Ce décret « va directement aggraver les difficultés d’accès aux soins », « augmenter les pertes de chances des patients en raison d’une surcharge de travail administratif, injustifiée et chronophage », énumère l’UMFL dans un communiqué(Nouvelle fenêtre). « Il est révoltant et antidéontologique de réduire les besoins de soins de nos patients à de simples recommandations d’experts HAS, alors même que certaines sont en désaccord avec les sociétés savantes », ajoute par ailleurs le syndicat.
Des craintes que le directeur général de l’Assurance-maladie, Thomas Fatôme, a tenté de dissiper devant le Sénat, jeudi. « Il faut que les professionnels acceptent qu’il y ait », au moment de la prescription de certains produits de santé, « quelques démarches à faire très simples » pour vérifier que la prescription entre bien dans le champ du remboursement par l’organisme, a-t-il assuré, selon l’AFP.
« Il ne s’agit pas de le faire systématiquement, il ne s’agit pas d’ennuyer chaque prescripteur sur chaque molécule de base. »Thomas Fatôme, directeur général de l’Assurance-maladie
devant le Sénat
« Si nous ne surveillons pas les conditions dans lesquelles ils sont prescrits, je peux vous dire que les centaines de millions d’euros de dépenses, on va les avoir extrêmement, extrêmement, rapidement », a souligné le directeur général de l’Assurance-maladie. « On ne sait pas trop d’où vient cette idée, mais c’est toujours une histoire d’argent au final », lâche le docteur Jérôme Marty dans La Dépêche.
Il pourrait voir son application étendue
Pour le moment, s’agissant des médicaments, la liste des molécules concernées n’a pas été encore publiée au Journal officiel. L’Assurance-maladie vise en particulier les antidiabétiques AGLP-1 comme Ozempic ou Trulicity, a déjà précisé Thomas Fatôme devant les sénateurs. Ces médicaments sont aussi devenus populaires pour de possibles effets bénéfiques sur d’autres pathologies, notamment l’obésité, et la tentation est forte pour les praticiens de les prescrire hors cas de diabète, rappelle l’AFP.
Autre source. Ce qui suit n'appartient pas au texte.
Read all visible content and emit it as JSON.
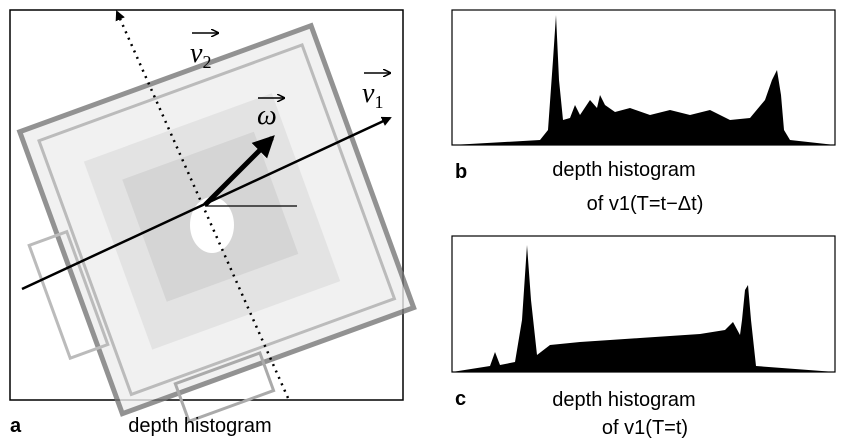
{
  "panel_a": {
    "letter": "a",
    "caption": "depth histogram",
    "vectors": [
      {
        "symbol": "v",
        "subscript": "2"
      },
      {
        "symbol": "v",
        "subscript": "1"
      },
      {
        "symbol": "ω"
      }
    ]
  },
  "panel_b": {
    "letter": "b",
    "caption": "depth histogram",
    "subcaption": "of v1(T=t−Δt)"
  },
  "panel_c": {
    "letter": "c",
    "caption": "depth histogram",
    "subcaption": "of v1(T=t)"
  }
}
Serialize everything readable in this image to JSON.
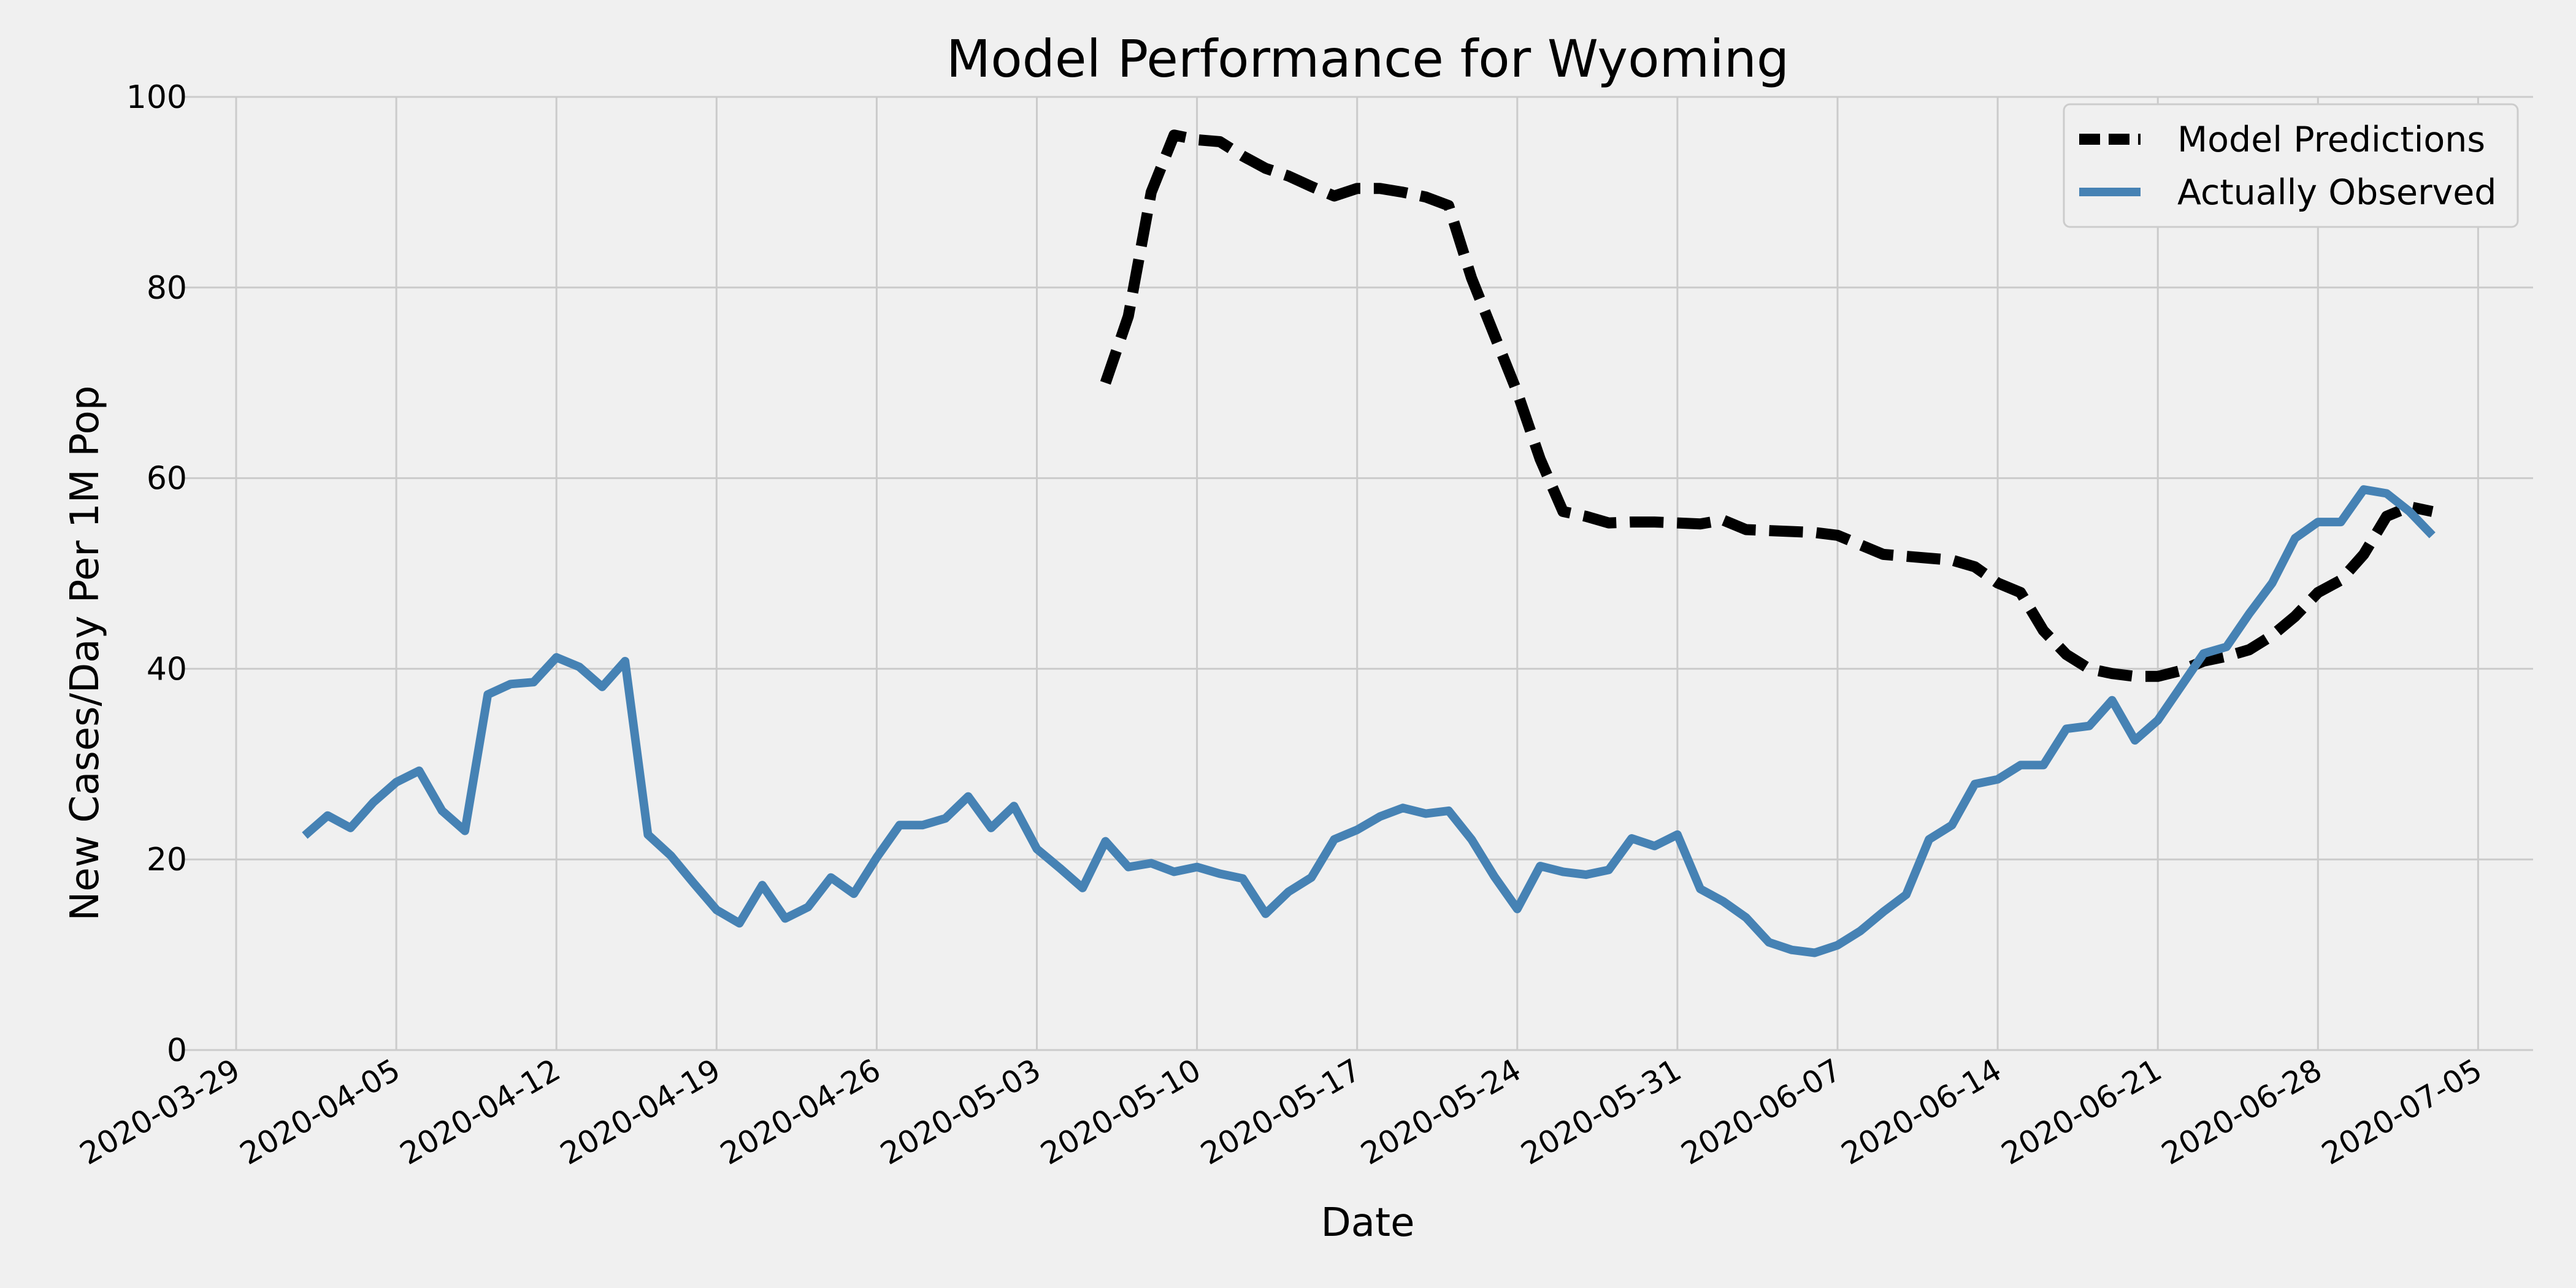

Mais ce n’est peut-être pas terminé puisque le projet de budget de la Sécurité sociale pour 2025, examiné actuellement au Parlement, prévoit dans son article 16 d’étendre à certains transports de patients et analyses biologiques un système de vérification de la conformité de la prescription. Il a cependant été supprimé par la commission des affaires sociales de l’Assemblée, la semaine dernière. « On attend d’en savoir un peu plus sur ce qui va être discuté au Parlement ces jours-ci (…) mais il faut qu’on sache, et surtout qu’on reste méfiants », déclare Jérôme Marty dans La Dépêche.